Linker for activation of T cells (LAT) is a transmembrane adaptor protein that links TCR engagement to downstream signaling events. Although it is clear that LAT is essential in thymocyte development and initiation of T cell activation, its function during T cell expansion, contraction, and memory formation remains unknown. To study the role of TCR-mediated signaling in CD8 T cells during the course of pathogen infection, we used an inducible mouse model to delete LAT in Ag-specific CD8 T cells at different stages of Listeria infection and analyzed the effect of deletion on T cell responses. Our data showed that LAT is important for maintaining CD8 T cell expansion during the priming phase; however, it is not required for CD8 T cell contraction and memory maintenance. Moreover, LAT deficiency accelerates memory differentiation during the effector-to-memory transition, leading to a higher frequency of KLRG1(low)IL-7R(high)CD62L(high) memory T cells. Nonetheless, these LAT-deficient memory T cells were unable to proliferate or produce cytokines upon secondary infection. Our data demonstrated that, although TCR-mediated signaling is dispensable for contraction and memory maintenance, it regulates CD8 T cell memory differentiation and is essential for the memory response against pathogens.

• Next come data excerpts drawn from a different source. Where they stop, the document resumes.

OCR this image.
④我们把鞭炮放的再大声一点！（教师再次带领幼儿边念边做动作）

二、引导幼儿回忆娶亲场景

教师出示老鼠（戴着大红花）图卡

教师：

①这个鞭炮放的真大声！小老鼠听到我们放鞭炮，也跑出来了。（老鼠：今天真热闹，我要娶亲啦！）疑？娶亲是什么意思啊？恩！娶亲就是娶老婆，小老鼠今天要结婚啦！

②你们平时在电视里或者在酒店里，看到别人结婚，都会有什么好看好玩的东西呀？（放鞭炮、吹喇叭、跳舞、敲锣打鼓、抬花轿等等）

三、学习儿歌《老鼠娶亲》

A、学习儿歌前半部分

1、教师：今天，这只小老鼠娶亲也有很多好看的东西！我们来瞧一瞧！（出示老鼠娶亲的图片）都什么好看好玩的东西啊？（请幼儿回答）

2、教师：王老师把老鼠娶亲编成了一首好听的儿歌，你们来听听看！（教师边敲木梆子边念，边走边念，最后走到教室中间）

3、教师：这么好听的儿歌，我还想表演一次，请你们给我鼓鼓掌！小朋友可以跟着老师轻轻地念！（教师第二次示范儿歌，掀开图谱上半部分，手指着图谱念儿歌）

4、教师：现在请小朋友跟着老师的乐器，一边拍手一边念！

衔接蛋白(Linker for activation of T cells,LAT)是一种跨膜衔接蛋白,可将 TCR 结合与下游信号事件联系起来。虽然 LAT 在胸腺细胞发育和 T 细胞激活起始中是必不可少的,但它在 T 细胞扩增、收缩和记忆形成过程中的功能仍然未知。为了研究 TCR 介导的信号在病原体感染过程中 CD8 T 细胞中的作用,我们使用一种诱导型小鼠模型在李斯特菌感染的不同阶段特异性地删除 CD8 T 细胞中的 LAT,并分析删除对 T 细胞反应的影响。我们的数据表明,LAT 对于维持 CD8 T 细胞在启动阶段的扩增是重要的;然而,它对于 CD8 T 细胞的收缩和记忆维持不是必需的。此外,LAT 缺陷加速了效应向记忆的过渡中的记忆分化,导致更高频率的 KLRG1(low)IL-7R(high)CD62L(high)记忆 T 细胞。尽管如此,这些 LAT 缺陷型记忆 T 细胞在二次感染时无法增殖或产生细胞因子。我们的数据表明,尽管 TCR 介导的信号对于收缩和记忆维持不是必需的,但它调节 CD8 T 细胞记忆分化,对于针对病原体的记忆反应是必不可少的。